Всё это было в прошлой жизни. Всё это было не со мной. Не я направлял оружие на людей, чья недалекость и духовная нищета не были их виной. Не я со смехом в глазах выдергивал чеку и кормил их пластиковыми ошметками шоковой гранаты. Не я вершил судьбы из чувства долга и лишал этих несчастных их последнего шанса обрести себя в этом аду - потянуть за заветный шнурок в автобусе в час пик и улыбнуться своей родне со страниц завтрашних газет. Всё это липнет подобно комьям мокрого навоза к моим ступням и вызывает у меня тошноту…
Я снимаю с себя одежду и иду по улицам своего города. Омываю ступни в лужах, напоминающих о вчерашнем скудном дожде, и сплевываю в свое отражение. Чертова телесность, боже мой. Чертовы эти руки и ноги. Хотя кто здесь увидит мою наготу? В моем городе совсем не осталось зрячих. На мне нет одежды и "рейбенов", а значит нет и меня. Чертово прошлое. Теперь с этим покончено.

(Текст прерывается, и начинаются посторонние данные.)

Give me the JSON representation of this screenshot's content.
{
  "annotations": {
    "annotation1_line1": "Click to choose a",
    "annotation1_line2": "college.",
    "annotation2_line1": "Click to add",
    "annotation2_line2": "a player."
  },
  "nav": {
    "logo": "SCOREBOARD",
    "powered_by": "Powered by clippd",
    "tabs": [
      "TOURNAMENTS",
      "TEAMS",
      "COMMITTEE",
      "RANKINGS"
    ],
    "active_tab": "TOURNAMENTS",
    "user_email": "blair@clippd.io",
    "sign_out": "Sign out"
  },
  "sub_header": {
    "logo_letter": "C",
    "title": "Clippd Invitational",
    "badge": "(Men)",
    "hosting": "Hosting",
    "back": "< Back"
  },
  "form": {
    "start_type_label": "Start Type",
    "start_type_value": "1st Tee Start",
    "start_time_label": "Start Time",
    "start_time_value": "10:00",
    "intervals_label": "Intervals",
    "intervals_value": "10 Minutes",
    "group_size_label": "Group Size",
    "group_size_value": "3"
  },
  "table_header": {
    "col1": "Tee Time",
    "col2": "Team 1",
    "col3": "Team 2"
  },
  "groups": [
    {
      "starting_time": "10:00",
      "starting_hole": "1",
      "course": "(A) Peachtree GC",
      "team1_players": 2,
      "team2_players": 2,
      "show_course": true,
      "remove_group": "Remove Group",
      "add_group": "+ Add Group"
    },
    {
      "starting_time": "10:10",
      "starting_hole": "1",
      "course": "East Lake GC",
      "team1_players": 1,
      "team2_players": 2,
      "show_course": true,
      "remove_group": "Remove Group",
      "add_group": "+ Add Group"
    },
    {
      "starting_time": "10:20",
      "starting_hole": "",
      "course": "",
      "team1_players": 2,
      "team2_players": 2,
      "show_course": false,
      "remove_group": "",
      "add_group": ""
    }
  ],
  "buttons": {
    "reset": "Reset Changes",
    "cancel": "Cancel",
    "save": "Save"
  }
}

“Ты знаешь, милая, я, наверное, никого никогда не хотел так тотально. Я хочу тебя абсолютно на всех уровнях. Речь не о сексе, и не о твоем интеллекте, и не о твоей духовности. Это тотальное желание тебя, которое подминает под себя всё вышеперечисленное и не перечисленное, вербализуемое и невербализуемое целостностью и неразрывностью восприятия тебя. Эту тотальность невозможно разделить на составляющие. Она поглощает и обволакивает меня, проникает вовнутрь и заполняет меня изнутри”.
Я жую неспелый виноград и проглатываю реалии прожитых лет, словно мелкую косточку. Они окутаны свежей мякотью меня нового, и мякоть эта сластит мое иссохшееся нёбо. Я надавливаю боковыми зубами на очередную виноградину и понимаю, что здоров.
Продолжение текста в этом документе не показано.